Path: utzoo!utgpu!news-server.csri.toronto.edu!mailrus!umich!samsung!usc!orion.oac.uci.edu!uci-ics!gateway
From: mark@cbmark.cbcc.att.COM (Mark Horton)
Newsgroups: comp.protocols.iso.x400
Subject: Re:  Dutch names in X.400 and/or RFC 1148
Message-ID: <9006130616.AA00701@cbmark.cbcc.att.com>
Date: 13 Jun 90 06:01:35 GMT
Lines: 30
Approved: usenet@PARIS.ICS.UCI.EDU

> > We have a similar problem in AT&T, where everyone is in a name
> > database.  It seems to be handled by ignoring the blanks.  If I
> > ask for people named "de vries", I get 6 people, 3 as "de vries"
> > and 3 different people as "devries".  If I ask for "devries" I get
> > the same 6 people.
>
>So it is time for AT&T to fix there database.
>
>Note that the original requester was dealing with ``real world
>problems''. For Dutch people there a name Jan van der Steen denotes
>an other person then Jan vander Steen or Jan van Dersteen etc.

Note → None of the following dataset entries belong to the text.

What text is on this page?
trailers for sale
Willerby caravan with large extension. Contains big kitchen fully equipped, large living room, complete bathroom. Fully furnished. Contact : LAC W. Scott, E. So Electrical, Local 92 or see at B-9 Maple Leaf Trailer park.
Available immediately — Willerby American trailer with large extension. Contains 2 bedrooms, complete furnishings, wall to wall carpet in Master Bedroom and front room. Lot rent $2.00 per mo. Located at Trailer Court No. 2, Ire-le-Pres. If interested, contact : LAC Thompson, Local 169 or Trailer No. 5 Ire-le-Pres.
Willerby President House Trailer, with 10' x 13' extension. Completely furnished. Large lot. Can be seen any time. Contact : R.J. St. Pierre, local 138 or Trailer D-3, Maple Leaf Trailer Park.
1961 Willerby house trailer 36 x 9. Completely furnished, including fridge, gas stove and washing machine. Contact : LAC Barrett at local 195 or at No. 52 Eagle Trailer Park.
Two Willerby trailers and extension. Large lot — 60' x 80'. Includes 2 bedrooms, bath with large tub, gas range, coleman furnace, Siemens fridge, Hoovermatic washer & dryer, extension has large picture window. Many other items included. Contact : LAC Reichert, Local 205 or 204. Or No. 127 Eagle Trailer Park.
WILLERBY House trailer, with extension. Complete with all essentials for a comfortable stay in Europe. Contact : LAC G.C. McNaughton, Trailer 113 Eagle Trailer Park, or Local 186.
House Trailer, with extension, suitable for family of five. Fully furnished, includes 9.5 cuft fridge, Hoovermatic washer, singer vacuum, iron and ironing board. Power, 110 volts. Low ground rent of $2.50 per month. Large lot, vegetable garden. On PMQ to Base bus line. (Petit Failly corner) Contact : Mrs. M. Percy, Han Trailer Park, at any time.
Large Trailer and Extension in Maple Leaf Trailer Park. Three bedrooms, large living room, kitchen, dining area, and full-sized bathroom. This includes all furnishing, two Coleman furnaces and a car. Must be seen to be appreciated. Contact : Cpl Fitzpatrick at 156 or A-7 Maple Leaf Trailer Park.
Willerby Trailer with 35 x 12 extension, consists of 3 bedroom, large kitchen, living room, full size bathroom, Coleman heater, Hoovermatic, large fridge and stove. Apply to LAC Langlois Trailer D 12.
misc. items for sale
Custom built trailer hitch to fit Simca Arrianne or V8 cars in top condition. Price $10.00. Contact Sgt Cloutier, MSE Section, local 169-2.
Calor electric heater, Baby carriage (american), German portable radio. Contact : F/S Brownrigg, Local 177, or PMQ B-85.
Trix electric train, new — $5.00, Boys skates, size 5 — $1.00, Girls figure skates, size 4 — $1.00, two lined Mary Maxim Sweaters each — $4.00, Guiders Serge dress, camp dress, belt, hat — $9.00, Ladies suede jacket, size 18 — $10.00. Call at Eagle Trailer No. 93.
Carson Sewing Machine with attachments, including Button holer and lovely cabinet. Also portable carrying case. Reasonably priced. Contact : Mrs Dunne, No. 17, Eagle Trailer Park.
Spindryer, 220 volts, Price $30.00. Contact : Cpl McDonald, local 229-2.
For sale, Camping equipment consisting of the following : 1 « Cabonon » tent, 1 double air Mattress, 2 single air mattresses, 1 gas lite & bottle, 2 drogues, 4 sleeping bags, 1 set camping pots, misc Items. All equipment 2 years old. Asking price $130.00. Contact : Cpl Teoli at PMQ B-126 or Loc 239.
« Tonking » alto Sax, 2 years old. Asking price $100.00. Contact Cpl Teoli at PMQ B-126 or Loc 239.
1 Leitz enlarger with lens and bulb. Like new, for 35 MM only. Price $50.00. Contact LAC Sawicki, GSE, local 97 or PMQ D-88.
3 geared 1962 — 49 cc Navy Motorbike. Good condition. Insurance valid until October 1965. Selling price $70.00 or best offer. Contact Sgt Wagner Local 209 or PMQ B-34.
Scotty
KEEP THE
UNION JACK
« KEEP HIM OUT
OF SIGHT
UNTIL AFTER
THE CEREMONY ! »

Exactly.  In the real world, you have to deal with lots of real world
issues, such as databases full of records that were prepared by
different people using different rules, and bureaucracy that prevents
"fixing" the database.  (For example, our database is the result of
merging several separate payroll databases, and it's extremely unlikely
that the payroll department is going to change the spelling of the names
of some people to match the names of other people.  Just getting these
folks to store email addresses and process updates for them is like
pulling teeth.)

The real issue for us is how to design the algorithms to map among
the various possibilities.  Ignoring certain characters such as blank,
apostrophe, hyphen, etc will cause a looser match, which is exactly
what we want for a name lookup.  For X.400 to 822 translation, as
someone pointed out, Jan.van_der_Steen@whatever is even better,
although you'd still want to ignore the _'s in the lookup algorithm.

	Mark